Infovaticana has had access to the internal messages from the presbytery’s WhatsApp group, the channel through which the statement was conceived and disseminated. What is observed is not a process of consultation, deliberation, or voting, but the imposition of a already finalized text, presented to the priests as a done deal. Alvites himself introduces it as the “statement and pronouncement of the presbytery,” attributing to it “full support of solidarity,” without any mechanism recorded to justify that claim.
Full transcription of the message sent by Alejandro Alvites:
“Dear brothers in the priesthood, a cordial greeting after having dialogued with the deans about the slanders in the media against our Bishop, we send you the statement and pronouncement of the presbytery with our full support of solidarity that it may also be an expression of the people of our parishes, blessings”

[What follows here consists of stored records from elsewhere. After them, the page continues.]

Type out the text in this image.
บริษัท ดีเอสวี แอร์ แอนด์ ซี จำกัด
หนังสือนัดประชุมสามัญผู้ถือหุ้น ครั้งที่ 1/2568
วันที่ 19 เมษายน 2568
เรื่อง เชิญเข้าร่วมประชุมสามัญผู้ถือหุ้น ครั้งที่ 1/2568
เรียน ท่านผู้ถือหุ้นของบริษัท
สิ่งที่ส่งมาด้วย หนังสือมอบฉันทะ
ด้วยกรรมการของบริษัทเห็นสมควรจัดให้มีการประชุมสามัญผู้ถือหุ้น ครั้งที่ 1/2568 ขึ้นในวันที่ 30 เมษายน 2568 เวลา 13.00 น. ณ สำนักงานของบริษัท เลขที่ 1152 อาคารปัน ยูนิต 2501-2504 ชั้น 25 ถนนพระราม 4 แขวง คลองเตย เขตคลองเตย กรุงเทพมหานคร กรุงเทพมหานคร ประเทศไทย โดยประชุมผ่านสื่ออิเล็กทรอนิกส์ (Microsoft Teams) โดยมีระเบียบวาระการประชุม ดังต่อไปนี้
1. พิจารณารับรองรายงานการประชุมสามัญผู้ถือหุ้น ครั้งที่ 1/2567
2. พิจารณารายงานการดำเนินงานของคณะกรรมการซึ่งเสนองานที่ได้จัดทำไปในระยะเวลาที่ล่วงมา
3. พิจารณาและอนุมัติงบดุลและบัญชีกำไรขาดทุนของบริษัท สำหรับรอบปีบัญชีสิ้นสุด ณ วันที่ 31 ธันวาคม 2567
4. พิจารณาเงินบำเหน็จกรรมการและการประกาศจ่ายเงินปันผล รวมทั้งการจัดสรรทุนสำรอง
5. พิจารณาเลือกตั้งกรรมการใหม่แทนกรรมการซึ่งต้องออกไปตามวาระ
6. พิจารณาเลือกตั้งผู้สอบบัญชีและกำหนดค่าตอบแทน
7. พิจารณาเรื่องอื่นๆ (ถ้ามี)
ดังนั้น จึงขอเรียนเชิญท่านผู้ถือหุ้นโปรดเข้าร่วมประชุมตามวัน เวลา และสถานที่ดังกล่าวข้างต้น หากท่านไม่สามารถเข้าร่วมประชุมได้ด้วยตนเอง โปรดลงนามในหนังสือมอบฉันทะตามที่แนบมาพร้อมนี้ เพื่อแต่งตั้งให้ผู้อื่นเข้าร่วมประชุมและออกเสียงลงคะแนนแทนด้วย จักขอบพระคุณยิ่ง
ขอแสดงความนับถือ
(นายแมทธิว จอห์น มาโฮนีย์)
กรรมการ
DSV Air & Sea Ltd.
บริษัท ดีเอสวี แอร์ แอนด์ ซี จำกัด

The scene is revealing. There is no trace of contrast, nuance, or discrepancy. There is no individual or collective signature. There is no procedure. Only a will to project outward an image of cohesion that has not been built internally.
The content of the statement aggravates the situation. It does not limit itself to expressing closeness or asking for prudence, but fully enters into qualifying the accusations as “unjust and defamatory.” That is, it prejudges and points to alleged victims that include a minor. And it does so in the name of all the priests of the diocese. In canonical terms, this is not a minor imprudence, but a direct interference in any present or future investigation. The Church has clearly established that in the face of denunciations of this nature, the response must be articulated around processes: preliminary investigation, adoption of precautionary measures, formal instruction. Here there is none of that.
The recourse to an alleged support from the presbytery is not only inaccurate, but it introduces an element of environmental pressure. Whoever disagrees is implicitly placed outside of communion. An artificial consensus is thus built that protects authority, not the truth. It is a primary power scheme: first the innocence is affirmed, then the denunciation is discredited, and finally unity is invoked to close any debate.
It is not a matter of style, but of substance. This way of proceeding reveals insecurity. When an institution trusts its own legal mechanisms, it does not need to shield itself through dubious collective statements. It lets the facts be investigated, the evidence be assessed, and the decisions be made in accordance with the law. Here the opposite occurs: the verdict is anticipated and the presbytery is instrumentalized to sustain it.
The result is doubly damaging. Outwardly, it compromises the credibility of the Church in a particularly sensitive area like abuse denunciations. Inwardly, it erodes trust among the priests themselves, who see how their name can be used without their consent to endorse positions they have not subscribed to and that may mark them for life.
There is no possible justification for this type of practices. Neither pastoral nor legal. The Church cannot afford to function through forced adhesions via the most relevant institutional positions in the diocese. In situations like this, there is only one serious path: processes, investigation, measures. Everything else is noise, and in this case, moreover, a scandal.